In an interview on the “Witness to the Age” program, former Progressive Socialist Party leader Walid Jumblatt revealed a series of political positions and milestones related to the Lebanese war and regional relations, speaking about his relationship with the late Libyan president Muammar Gaddafi, the Syrian role, and the beginnings of the emergence of “Hezbollah.”

Jumblatt said that the Lebanese National Movement was receiving financial support from the late Iraqi President Saddam Hussein, before he issued “the Syrian decision in 1978 to prevent Iraqi support,” noting that the movement then headed to Libya.

He added that he met Gaddafi several times, revealing that after the war, “we were asked to send forces to support Gaddafi in his conflict with Hissene Habré in Chad, but the militia that I led did not fight, thank God.”

Jumblatt pointed out that his relationship with Gaddafi continued until the beginnings of the “war of liberation” declared by General Michel Aoun in 1989, explaining that it also continued after the same year “when he went on a private trip, but the support stopped after the Taif Agreement, which dissolved the militias.”

He pointed out that Gaddafi was supporting “the Socialist and Communist Party and the Labor Organization,” and that his envoy, Abdel Salam Jalloud, was visiting Damascus, where “we were all meeting with him there.”

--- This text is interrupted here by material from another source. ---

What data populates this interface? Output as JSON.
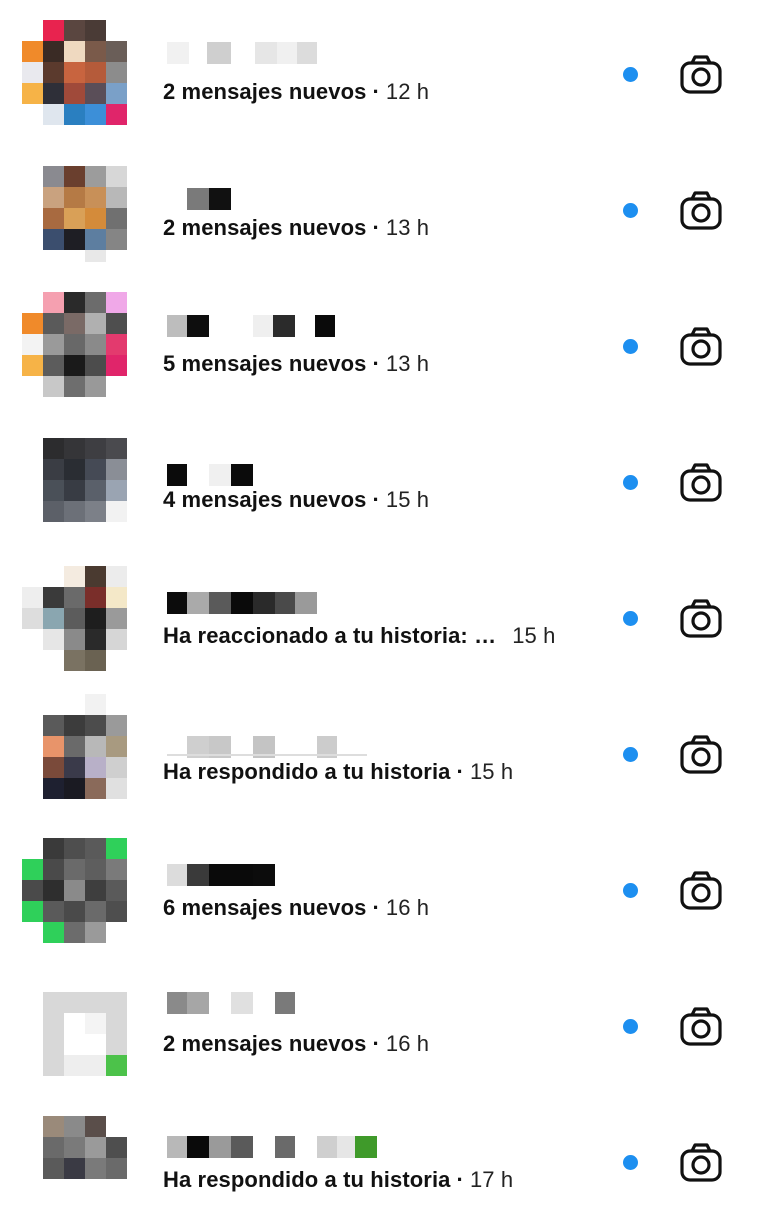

Regarding the file of Imam Musa al-Sadr, Jumblatt said: “I once presented to Gaddafi the solution to the case of Imam Musa al-Sadr, and he became disgusted, and in fact at that time I felt afraid, and he knew that his story about Musa al-Sadr traveling to Italy was a false story.”

Jumblatt also spoke about the regional transformations after the Iranian revolution, considering that the success of the revolution in 1979 “gave Hafez al-Assad a great dimension,” adding: “At that time, Hezbollah began infiltrating Baalbek and they reached the south and called themselves Hezbollah.”

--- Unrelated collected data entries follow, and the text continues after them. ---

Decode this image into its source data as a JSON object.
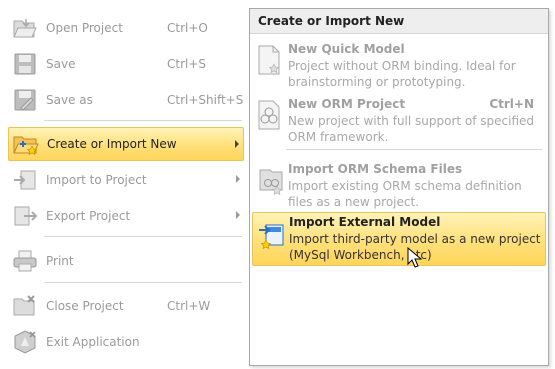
{
  "menu": {
    "items": [
      {
        "label": "Open Project",
        "shortcut": "Ctrl+O"
      },
      {
        "label": "Save",
        "shortcut": "Ctrl+S"
      },
      {
        "label": "Save as",
        "shortcut": "Ctrl+Shift+S"
      },
      {
        "label": "Create or Import New",
        "shortcut": ""
      },
      {
        "label": "Import to Project",
        "shortcut": ""
      },
      {
        "label": "Export Project",
        "shortcut": ""
      },
      {
        "label": "Print",
        "shortcut": ""
      },
      {
        "label": "Close Project",
        "shortcut": "Ctrl+W"
      },
      {
        "label": "Exit Application",
        "shortcut": ""
      }
    ]
  },
  "submenu": {
    "header": "Create or Import New",
    "items": [
      {
        "title": "New Quick Model",
        "shortcut": "",
        "description": "Project without ORM binding. Ideal for brainstorming or prototyping."
      },
      {
        "title": "New ORM Project",
        "shortcut": "Ctrl+N",
        "description": "New project with full support of specified ORM framework."
      },
      {
        "title": "Import ORM Schema Files",
        "shortcut": "",
        "description": "Import existing ORM schema definition files as a new project."
      },
      {
        "title": "Import External Model",
        "shortcut": "",
        "description": "Import third-party model as a new project (MySql Workbench, etc)"
      }
    ]
  },
  "colors": {
    "highlight": "#ffe07a",
    "highlight_border": "#e8c45a"
  }
}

He pointed out that Imam Musa al-Sadr “gave the movement of the deprived a very great political impetus, and he paralleled the other parties in the southern arena and created a balance.”

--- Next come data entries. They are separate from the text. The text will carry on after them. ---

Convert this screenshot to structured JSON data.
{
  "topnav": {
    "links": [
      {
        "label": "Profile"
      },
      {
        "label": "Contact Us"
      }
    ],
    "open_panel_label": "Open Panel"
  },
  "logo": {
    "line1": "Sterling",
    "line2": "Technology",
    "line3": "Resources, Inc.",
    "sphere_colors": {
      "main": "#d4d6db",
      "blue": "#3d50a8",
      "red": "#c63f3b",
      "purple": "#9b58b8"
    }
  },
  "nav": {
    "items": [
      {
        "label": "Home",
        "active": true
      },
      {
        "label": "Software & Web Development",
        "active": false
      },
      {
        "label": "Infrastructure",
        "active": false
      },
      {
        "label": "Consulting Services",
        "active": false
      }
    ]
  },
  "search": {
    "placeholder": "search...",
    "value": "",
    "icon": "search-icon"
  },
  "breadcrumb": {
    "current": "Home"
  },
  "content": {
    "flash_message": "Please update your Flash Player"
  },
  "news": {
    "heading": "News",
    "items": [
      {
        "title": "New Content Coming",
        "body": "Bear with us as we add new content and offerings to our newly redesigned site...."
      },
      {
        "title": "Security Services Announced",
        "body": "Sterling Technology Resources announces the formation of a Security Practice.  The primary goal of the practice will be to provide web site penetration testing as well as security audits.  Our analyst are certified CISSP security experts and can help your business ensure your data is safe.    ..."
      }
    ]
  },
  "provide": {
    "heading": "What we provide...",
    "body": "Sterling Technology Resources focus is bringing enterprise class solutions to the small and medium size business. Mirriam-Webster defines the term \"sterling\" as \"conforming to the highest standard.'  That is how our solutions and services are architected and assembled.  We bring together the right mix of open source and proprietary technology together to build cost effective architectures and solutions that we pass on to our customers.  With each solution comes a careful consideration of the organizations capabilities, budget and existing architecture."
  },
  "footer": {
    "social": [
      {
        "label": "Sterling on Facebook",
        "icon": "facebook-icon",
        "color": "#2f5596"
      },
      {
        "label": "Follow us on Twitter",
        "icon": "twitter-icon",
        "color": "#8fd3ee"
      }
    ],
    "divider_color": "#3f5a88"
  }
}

In the context of his talk about the Lebanese war, Jumblatt said, “The first mass bombing that occurred in Beirut was the storming of a truck full of explosives into the Iraqi embassy building, and then the wife of the poet Nizar Qabbani was killed.”

He also confirmed that he remained “an ally of the Assad regime for 29 years,” noting that he objected to Syria’s policy of fighting the Palestinians and refused to participate in the “war of the camps,” adding: “I was not convinced to fight them, as they fought with me and the Druze in the face of isolation, and this disturbed the Assad regime.”

Jumblatt touched on the Camp David Accords, saying: “After Camp David, we condemned Anwar Sadat in our literature.” He also described Bashir Gemayel as “he was a strong Christian leader who took the Christian gun by mutual consent and by force.”